Le premier enfant arrive 10 à 18 mois après le mariage puis les autres arrivent tous les deux ans. Sur les huit à dix naissances, trois ou quatre arrivent à l’âge adulte. En ville, nuptialité et mortalité sont plus fortes. Le besoin d’un héritier mâle est crucial. Lorsque les naissances ne viennent pas, personne ne peut supposer l’infertilité des hommes.
La femme est considérée comme un ventre même si elle ne transmet pas la noblesse. Les rites de fécondité revêtent une grande importance : souvent attachés à la Vierge Marie, ils se perpétuent dans de nombreux lieux de pélerinages et de dévotions. les interventions des conjureurs viennent lorsque l'échec est patent (sorcières, matrones et aînées). Cette stérilité touche environ 10 % des couples. La séparation n'est pas possible pour eux ; juste l'espoir d'un veuvage et d'un remariage.


Grossesse

Les femmes dans les familles soutiennent celles qui attendent un enfant. Une certaine culture médicale est transmise par des livrets diffusés dans les villes et les campagnes par les curés. Le travail de la femme enceinte ne cesse pas. Les fausses couches à la suite d'accidents sont en conséquence assez fréquentes.
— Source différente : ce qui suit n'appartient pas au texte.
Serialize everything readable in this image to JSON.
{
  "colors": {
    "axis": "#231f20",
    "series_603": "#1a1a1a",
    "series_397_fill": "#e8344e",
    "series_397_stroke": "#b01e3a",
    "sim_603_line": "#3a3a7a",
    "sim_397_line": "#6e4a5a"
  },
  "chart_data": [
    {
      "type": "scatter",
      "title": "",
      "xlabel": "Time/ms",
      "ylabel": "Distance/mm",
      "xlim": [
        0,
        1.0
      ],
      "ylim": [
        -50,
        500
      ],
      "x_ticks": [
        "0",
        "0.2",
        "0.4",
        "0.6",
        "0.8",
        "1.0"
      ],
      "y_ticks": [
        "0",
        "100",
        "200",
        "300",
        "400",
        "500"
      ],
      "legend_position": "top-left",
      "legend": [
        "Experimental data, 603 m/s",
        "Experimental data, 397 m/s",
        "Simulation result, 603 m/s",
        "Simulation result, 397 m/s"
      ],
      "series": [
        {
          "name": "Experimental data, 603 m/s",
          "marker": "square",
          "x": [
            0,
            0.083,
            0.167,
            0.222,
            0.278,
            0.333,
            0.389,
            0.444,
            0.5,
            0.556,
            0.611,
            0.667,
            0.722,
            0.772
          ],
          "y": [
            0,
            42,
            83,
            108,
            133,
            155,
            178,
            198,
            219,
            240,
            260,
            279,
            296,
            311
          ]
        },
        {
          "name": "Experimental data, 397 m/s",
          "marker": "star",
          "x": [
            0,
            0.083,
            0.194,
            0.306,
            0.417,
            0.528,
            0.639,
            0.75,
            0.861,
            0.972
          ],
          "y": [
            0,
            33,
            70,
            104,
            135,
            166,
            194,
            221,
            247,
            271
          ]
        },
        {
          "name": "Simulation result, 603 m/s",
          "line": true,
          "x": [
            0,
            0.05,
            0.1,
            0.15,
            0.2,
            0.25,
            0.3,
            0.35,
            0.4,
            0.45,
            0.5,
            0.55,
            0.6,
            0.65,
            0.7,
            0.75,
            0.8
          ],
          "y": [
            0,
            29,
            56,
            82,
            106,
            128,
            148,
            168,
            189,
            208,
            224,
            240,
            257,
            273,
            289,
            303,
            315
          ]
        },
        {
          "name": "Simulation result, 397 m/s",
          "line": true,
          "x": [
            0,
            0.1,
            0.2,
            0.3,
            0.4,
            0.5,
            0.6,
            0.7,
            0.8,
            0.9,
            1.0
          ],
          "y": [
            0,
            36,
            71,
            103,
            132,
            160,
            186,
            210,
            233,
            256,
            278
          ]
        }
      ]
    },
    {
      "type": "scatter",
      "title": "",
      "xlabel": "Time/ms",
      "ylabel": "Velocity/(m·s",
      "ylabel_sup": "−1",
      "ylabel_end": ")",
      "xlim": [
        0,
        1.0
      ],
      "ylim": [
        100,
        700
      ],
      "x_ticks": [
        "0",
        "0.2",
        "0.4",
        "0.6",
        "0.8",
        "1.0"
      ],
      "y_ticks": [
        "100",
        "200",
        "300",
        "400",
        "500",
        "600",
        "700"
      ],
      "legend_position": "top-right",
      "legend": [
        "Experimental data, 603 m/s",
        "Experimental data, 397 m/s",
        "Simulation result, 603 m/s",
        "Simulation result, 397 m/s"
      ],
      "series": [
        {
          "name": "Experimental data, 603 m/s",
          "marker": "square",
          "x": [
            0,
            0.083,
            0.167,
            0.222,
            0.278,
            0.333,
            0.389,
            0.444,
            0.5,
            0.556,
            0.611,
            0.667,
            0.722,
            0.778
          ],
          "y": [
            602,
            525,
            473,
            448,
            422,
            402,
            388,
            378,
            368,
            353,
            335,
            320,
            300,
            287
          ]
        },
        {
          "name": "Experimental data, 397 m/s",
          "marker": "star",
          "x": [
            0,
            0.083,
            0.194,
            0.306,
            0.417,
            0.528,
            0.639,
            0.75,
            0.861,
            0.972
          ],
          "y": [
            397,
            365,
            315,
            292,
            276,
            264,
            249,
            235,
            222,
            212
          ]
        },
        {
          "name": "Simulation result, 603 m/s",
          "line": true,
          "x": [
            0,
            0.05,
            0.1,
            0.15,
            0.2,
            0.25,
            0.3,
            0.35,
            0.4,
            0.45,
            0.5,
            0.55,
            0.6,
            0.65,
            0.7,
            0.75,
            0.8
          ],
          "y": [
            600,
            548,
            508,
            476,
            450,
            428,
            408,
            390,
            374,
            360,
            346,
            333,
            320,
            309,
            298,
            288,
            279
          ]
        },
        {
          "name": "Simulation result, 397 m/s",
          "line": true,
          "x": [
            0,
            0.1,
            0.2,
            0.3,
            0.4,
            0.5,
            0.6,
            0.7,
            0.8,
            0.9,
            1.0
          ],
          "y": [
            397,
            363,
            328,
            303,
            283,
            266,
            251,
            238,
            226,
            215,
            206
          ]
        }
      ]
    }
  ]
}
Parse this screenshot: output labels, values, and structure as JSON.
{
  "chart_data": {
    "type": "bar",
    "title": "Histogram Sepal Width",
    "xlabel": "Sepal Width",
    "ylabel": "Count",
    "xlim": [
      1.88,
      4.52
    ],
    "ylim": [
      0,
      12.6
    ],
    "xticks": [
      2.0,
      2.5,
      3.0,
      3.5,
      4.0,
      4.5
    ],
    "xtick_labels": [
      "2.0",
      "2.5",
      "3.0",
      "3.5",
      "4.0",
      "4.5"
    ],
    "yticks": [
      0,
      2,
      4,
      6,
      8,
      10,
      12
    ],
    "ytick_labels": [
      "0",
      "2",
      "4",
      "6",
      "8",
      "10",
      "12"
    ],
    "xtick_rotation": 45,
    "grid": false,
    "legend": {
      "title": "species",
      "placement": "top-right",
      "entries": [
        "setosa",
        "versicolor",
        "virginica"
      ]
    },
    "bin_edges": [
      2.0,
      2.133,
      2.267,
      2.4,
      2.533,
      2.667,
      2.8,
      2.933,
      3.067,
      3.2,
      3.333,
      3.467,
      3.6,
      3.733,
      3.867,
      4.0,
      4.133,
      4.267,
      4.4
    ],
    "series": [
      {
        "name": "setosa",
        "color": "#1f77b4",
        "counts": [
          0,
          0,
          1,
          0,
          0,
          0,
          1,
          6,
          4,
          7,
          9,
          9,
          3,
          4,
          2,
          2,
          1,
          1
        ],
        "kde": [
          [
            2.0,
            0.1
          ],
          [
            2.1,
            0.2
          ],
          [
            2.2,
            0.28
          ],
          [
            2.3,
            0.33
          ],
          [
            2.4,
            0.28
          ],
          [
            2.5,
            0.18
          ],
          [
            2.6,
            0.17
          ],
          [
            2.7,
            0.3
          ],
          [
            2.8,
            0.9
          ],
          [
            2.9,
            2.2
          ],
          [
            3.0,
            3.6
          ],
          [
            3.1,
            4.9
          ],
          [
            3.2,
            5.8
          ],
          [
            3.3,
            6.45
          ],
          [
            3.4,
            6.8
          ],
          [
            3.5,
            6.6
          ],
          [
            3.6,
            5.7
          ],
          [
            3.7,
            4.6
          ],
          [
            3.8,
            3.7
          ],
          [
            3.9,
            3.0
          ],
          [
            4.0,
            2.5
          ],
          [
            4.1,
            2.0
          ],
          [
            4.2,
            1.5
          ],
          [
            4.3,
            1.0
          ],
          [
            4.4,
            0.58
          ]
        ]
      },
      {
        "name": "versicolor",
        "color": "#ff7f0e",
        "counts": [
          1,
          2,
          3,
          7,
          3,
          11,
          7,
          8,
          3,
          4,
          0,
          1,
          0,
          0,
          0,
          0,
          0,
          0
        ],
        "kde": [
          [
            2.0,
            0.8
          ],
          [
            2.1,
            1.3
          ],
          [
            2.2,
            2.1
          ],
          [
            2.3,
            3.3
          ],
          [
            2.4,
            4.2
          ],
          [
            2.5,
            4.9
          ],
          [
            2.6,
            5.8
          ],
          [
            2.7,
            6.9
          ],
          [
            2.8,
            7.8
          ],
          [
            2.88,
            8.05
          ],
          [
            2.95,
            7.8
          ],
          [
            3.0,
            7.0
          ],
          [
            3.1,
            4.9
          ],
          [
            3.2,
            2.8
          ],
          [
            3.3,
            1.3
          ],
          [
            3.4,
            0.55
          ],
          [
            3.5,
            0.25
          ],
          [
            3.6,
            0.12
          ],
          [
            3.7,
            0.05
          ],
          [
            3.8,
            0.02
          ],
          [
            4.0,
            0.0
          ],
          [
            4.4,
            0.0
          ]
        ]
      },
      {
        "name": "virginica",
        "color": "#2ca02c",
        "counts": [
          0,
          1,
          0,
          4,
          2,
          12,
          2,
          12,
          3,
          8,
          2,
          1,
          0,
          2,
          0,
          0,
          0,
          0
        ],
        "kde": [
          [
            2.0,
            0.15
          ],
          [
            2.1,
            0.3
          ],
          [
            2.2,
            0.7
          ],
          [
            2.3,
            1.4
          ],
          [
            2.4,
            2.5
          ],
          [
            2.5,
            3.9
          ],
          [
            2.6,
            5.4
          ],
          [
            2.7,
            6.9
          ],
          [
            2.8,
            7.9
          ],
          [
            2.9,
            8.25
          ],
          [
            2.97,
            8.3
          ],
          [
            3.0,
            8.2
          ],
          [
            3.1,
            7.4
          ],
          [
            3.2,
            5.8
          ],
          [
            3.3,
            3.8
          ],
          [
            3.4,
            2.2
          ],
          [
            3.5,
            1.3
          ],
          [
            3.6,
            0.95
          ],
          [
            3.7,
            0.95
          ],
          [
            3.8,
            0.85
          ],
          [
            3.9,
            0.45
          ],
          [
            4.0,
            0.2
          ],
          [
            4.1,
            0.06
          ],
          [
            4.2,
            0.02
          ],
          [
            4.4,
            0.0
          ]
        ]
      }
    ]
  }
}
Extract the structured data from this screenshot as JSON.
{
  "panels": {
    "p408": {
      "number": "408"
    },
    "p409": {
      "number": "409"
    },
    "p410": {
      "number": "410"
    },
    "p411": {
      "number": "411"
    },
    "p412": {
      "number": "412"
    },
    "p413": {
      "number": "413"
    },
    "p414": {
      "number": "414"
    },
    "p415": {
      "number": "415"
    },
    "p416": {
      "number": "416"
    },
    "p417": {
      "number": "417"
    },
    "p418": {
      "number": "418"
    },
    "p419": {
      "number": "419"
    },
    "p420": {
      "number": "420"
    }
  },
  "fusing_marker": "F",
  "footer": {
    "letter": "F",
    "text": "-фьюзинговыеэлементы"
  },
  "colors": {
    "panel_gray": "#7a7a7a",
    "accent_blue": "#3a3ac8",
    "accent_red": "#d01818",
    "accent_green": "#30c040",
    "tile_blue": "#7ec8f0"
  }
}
Avortements et infanticides

Les autorités mènent une lutte impitoyable contre les avortements et les infanticides. La peine de mort est par exemple appliquée par les édits de 1556 et 1586. L'Eglise refuse l'absolution. La conséquence est la multiplication des abandons d'enfants. Des procédés de contrôle des naissances sont utilisés comme le coïtus interruptus ou la capote d'assistance. Les funestes secrets se répandent à la fin du XVIIIe siècle. Les délais entre les naissances augmentent logiquement.

Accouchement

L'accouchement est attendu avec beaucoup de fatalisme ; il se fait dans une douleur aceptée : "tout pousse à vivre la délivrance comme une passion". les décès en couches se révèlent très nombreux,

Les femmes accouchent chez elles. Les naissances hospitalières sont très rares et ne concernent que les plus pauvres. Les hommes sont exclus de la cérémonie. Les médecins progressistes veulent éloigner l’animation qui règne autour de la femme. “L’accouchement se fait longtemps en position assise, au lit, en tenue de jour.” Au siècle des lumières, la position allongée se répand.
Le rôle principal est donné à une matrone de 50 ans au moins, appelée sage-femme qui intervient gratuitement. L’accoucheuse de village est prise en charge par le clergé paroissial qui veille à surveiller ses moeurs. Ensuite sages-femmes et accoucheuses bénéficient d’une formation. Les hommes sont alors acceptés. Madame de Coudray parcourt la France avec son mannequin au XVIIIe siècle. L’infection puerpérale et la mortalité périnatale resteront cependant invaincues.


Mortalité infantile
La mortalité infantile touche 30 % des bébés.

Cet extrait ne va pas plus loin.